2020-09-21 13:23:04

by Maxim Levitsky

[permalink] [raw]
Subject: [PATCH v5 0/4] KVM: nSVM: ondemand nested state allocation

This is yet another version of ondemand nested state allocation.



In this version I adoped the suggestion of Sean Christopherson

to return make EFER write return a negative error which then should

propogate to the userspace.



So I fixed the WRMSR code to actually obey this (#GP on positive

return value, exit to userspace when negative error value,

and success on 0 error value, and fixed one user (xen)

that returned negative error code on failures.



The XEN patch is only compile tested. The rest were tested

by always returning -ENOMEM from svm_allocate_nested.



Best regards,

Maxim Levitsky



Maxim Levitsky (4):

KVM: x86: xen_hvm_config cleanup return values

KVM: x86: report negative values from wrmsr to userspace

KVM: x86: allow kvm_x86_ops.set_efer to return a value

KVM: nSVM: implement ondemand allocation of the nested state



arch/x86/include/asm/kvm_host.h | 2 +-

arch/x86/kvm/emulate.c | 7 ++--

arch/x86/kvm/svm/nested.c | 42 ++++++++++++++++++++++++

arch/x86/kvm/svm/svm.c | 58 +++++++++++++++++++--------------

arch/x86/kvm/svm/svm.h | 8 ++++-

arch/x86/kvm/vmx/vmx.c | 9 +++--

arch/x86/kvm/x86.c | 36 ++++++++++----------

7 files changed, 113 insertions(+), 49 deletions(-)



--

2.26.2





2020-09-21 13:23:09

by Maxim Levitsky

[permalink] [raw]
Subject: [PATCH v5 2/4] KVM: x86: report negative values from wrmsr to userspace

This will allow us to make some MSR writes fatal to the guest
(e.g when out of memory condition occurs)

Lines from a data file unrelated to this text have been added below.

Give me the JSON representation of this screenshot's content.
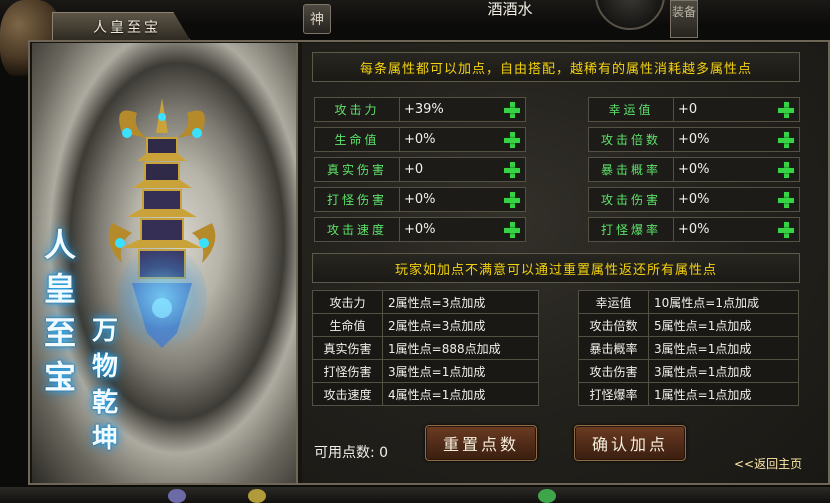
{
  "window": {
    "title": "人皇至宝",
    "player_name": "酒酒水",
    "side_tab": "神",
    "right_side_tab": "装备"
  },
  "art": {
    "callig_main": "人皇至宝",
    "callig_sub": "万物乾坤",
    "glow_color": "#33b7ff"
  },
  "tips": {
    "top": "每条属性都可以加点，自由搭配，越稀有的属性消耗越多属性点",
    "mid": "玩家如加点不满意可以通过重置属性返还所有属性点"
  },
  "attributes_left": [
    {
      "label": "攻击力",
      "value": "+39%"
    },
    {
      "label": "生命值",
      "value": "+0%"
    },
    {
      "label": "真实伤害",
      "value": "+0"
    },
    {
      "label": "打怪伤害",
      "value": "+0%"
    },
    {
      "label": "攻击速度",
      "value": "+0%"
    }
  ],
  "attributes_right": [
    {
      "label": "幸运值",
      "value": "+0"
    },
    {
      "label": "攻击倍数",
      "value": "+0%"
    },
    {
      "label": "暴击概率",
      "value": "+0%"
    },
    {
      "label": "攻击伤害",
      "value": "+0%"
    },
    {
      "label": "打怪爆率",
      "value": "+0%"
    }
  ],
  "cost_left": [
    {
      "name": "攻击力",
      "cost": "2属性点=3点加成"
    },
    {
      "name": "生命值",
      "cost": "2属性点=3点加成"
    },
    {
      "name": "真实伤害",
      "cost": "1属性点=888点加成"
    },
    {
      "name": "打怪伤害",
      "cost": "3属性点=1点加成"
    },
    {
      "name": "攻击速度",
      "cost": "4属性点=1点加成"
    }
  ],
  "cost_right": [
    {
      "name": "幸运值",
      "cost": "10属性点=1点加成"
    },
    {
      "name": "攻击倍数",
      "cost": "5属性点=1点加成"
    },
    {
      "name": "暴击概率",
      "cost": "3属性点=1点加成"
    },
    {
      "name": "攻击伤害",
      "cost": "3属性点=1点加成"
    },
    {
      "name": "打怪爆率",
      "cost": "1属性点=1点加成"
    }
  ],
  "footer": {
    "available_points": "可用点数: 0",
    "reset_label": "重置点数",
    "confirm_label": "确认加点",
    "return_label": "<<返回主页"
  },
  "colors": {
    "tip_yellow": "#f3d20d",
    "label_green": "#5de36b",
    "plus_green": "#36d445",
    "button_brown": "#6b3b22"
  }
}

Signed-off-by: Maxim Levitsky <[email protected]>
---
arch/x86/kvm/emulate.c | 7 +++++--
arch/x86/kvm/x86.c | 5 +++--
2 files changed, 8 insertions(+), 4 deletions(-)

diff --git a/arch/x86/kvm/emulate.c b/arch/x86/kvm/emulate.c
index 1d450d7710d63..d855304f5a509 100644
--- a/arch/x86/kvm/emulate.c
+++ b/arch/x86/kvm/emulate.c
@@ -3702,13 +3702,16 @@ static int em_dr_write(struct x86_emulate_ctxt *ctxt)
static int em_wrmsr(struct x86_emulate_ctxt *ctxt)
{
u64 msr_data;
+ int ret;

msr_data = (u32)reg_read(ctxt, VCPU_REGS_RAX)
| ((u64)reg_read(ctxt, VCPU_REGS_RDX) << 32);
- if (ctxt->ops->set_msr(ctxt, reg_read(ctxt, VCPU_REGS_RCX), msr_data))
+
+ ret = ctxt->ops->set_msr(ctxt, reg_read(ctxt, VCPU_REGS_RCX), msr_data);
+ if (ret > 0)
return emulate_gp(ctxt, 0);

- return X86EMUL_CONTINUE;
+ return ret < 0 ? X86EMUL_UNHANDLEABLE : X86EMUL_CONTINUE;
}

static int em_rdmsr(struct x86_emulate_ctxt *ctxt)
diff --git a/arch/x86/kvm/x86.c b/arch/x86/kvm/x86.c
index 063d70e736f7f..b6c67ab7c4f34 100644
--- a/arch/x86/kvm/x86.c
+++ b/arch/x86/kvm/x86.c
@@ -1612,15 +1612,16 @@ int kvm_emulate_wrmsr(struct kvm_vcpu *vcpu)
{
u32 ecx = kvm_rcx_read(vcpu);
u64 data = kvm_read_edx_eax(vcpu);
+ int ret = kvm_set_msr(vcpu, ecx, data);

- if (kvm_set_msr(vcpu, ecx, data)) {
+ if (ret > 0) {
trace_kvm_msr_write_ex(ecx, data);
kvm_inject_gp(vcpu, 0);
return 1;
}

trace_kvm_msr_write(ecx, data);
- return kvm_skip_emulated_instruction(vcpu);
+ return ret < 0 ? ret : kvm_skip_emulated_instruction(vcpu);
}
EXPORT_SYMBOL_GPL(kvm_emulate_wrmsr);

--
2.26.2

2020-09-21 13:23:47

by Maxim Levitsky

[permalink] [raw]
Subject: [PATCH v5 4/4] KVM: nSVM: implement ondemand allocation of the nested state

This way we don't waste memory on VMs which don't use
nesting virtualization even if it is available to them.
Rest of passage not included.